Isocentric 3-dimensional fluoroscopy, in conjunction with an image-guided navigational software system, obviates the need for cumbersome biplanar fluoroscopy, allows for intraoperative image acquisition after surgical exposure, reduces intraoperative registration time, reduces both surgeon and patient radiation exposure, and allows immediate computerized tomographic imaging in the operating room to verify screw position.

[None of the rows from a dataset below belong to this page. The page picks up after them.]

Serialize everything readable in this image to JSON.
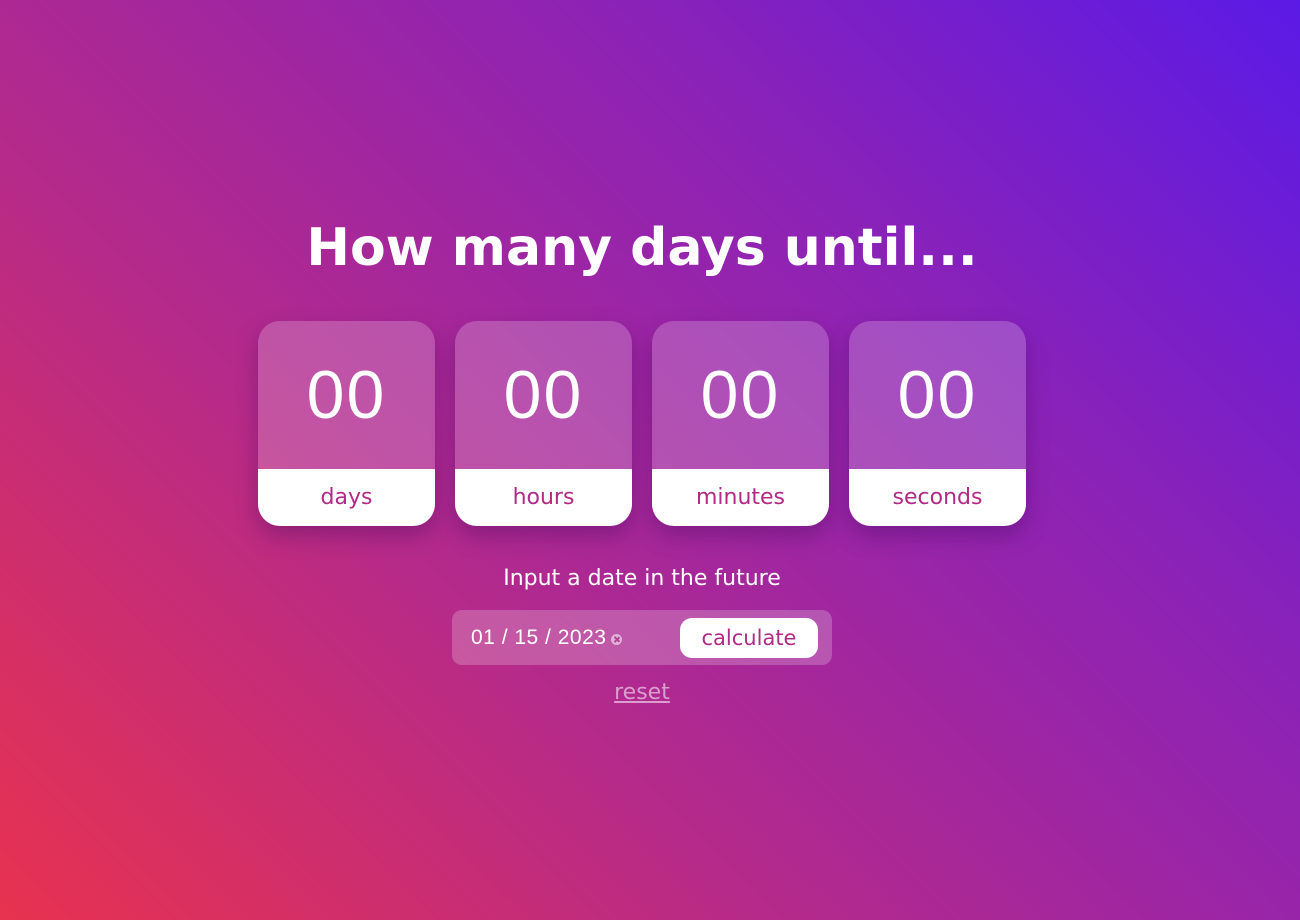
{
  "title": "How many days until...",
  "countdown": [
    {
      "value": "00",
      "label": "days"
    },
    {
      "value": "00",
      "label": "hours"
    },
    {
      "value": "00",
      "label": "minutes"
    },
    {
      "value": "00",
      "label": "seconds"
    }
  ],
  "form": {
    "prompt": "Input a date in the future",
    "date_value": "01 / 15 / 2023",
    "calculate_label": "calculate",
    "reset_label": "reset"
  },
  "colors": {
    "accent_text": "#b12a86",
    "gradient_start": "#e8324f",
    "gradient_end": "#5b1ae6"
  }
}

我们描述了使用等中心三维透视法为9例患者置入齿突螺钉的情况。
我们想展示在齿突螺钉置入中使用等中心三维透视法的益处。
自20世纪80年代初引入以来,齿突螺钉固定术治疗Ⅱ型齿突骨折已得到广泛应用。在过去几年中,多种新技术提高了齿突螺钉置入的便利性,包括双平面透视法、空心螺钉系统和床边固定斜角牵开器系统。使用等中心C形臂透视法可提高齿突螺钉置入的便利性并便于操作。
9例患者,年龄在30至89岁之间,均为Ⅱ型齿突骨折。所有骨折均无移位或轻度移位(<4毫米),由急性创伤引起。所有患者均无寰椎横韧带断裂的证据。
使用等中心三维透视法结合图像引导导航软件,为每位患者置入1枚或2枚齿突螺钉。术中采集三维图像,然后重建并上传至导航工作站。使用跟踪器械规划并执行螺钉轨迹。
根据术中计算机断层扫描判断,所有9例患者螺钉均成功置入。
等中心三维透视法结合图像引导导航软件系统,无需繁琐的双平面透视法,允许在手术暴露后进行术中图像采集,减少术中配准时间,减少术者和患者的辐射暴露,并允许在手术室立即进行计算机断层扫描成像以验证螺钉位置。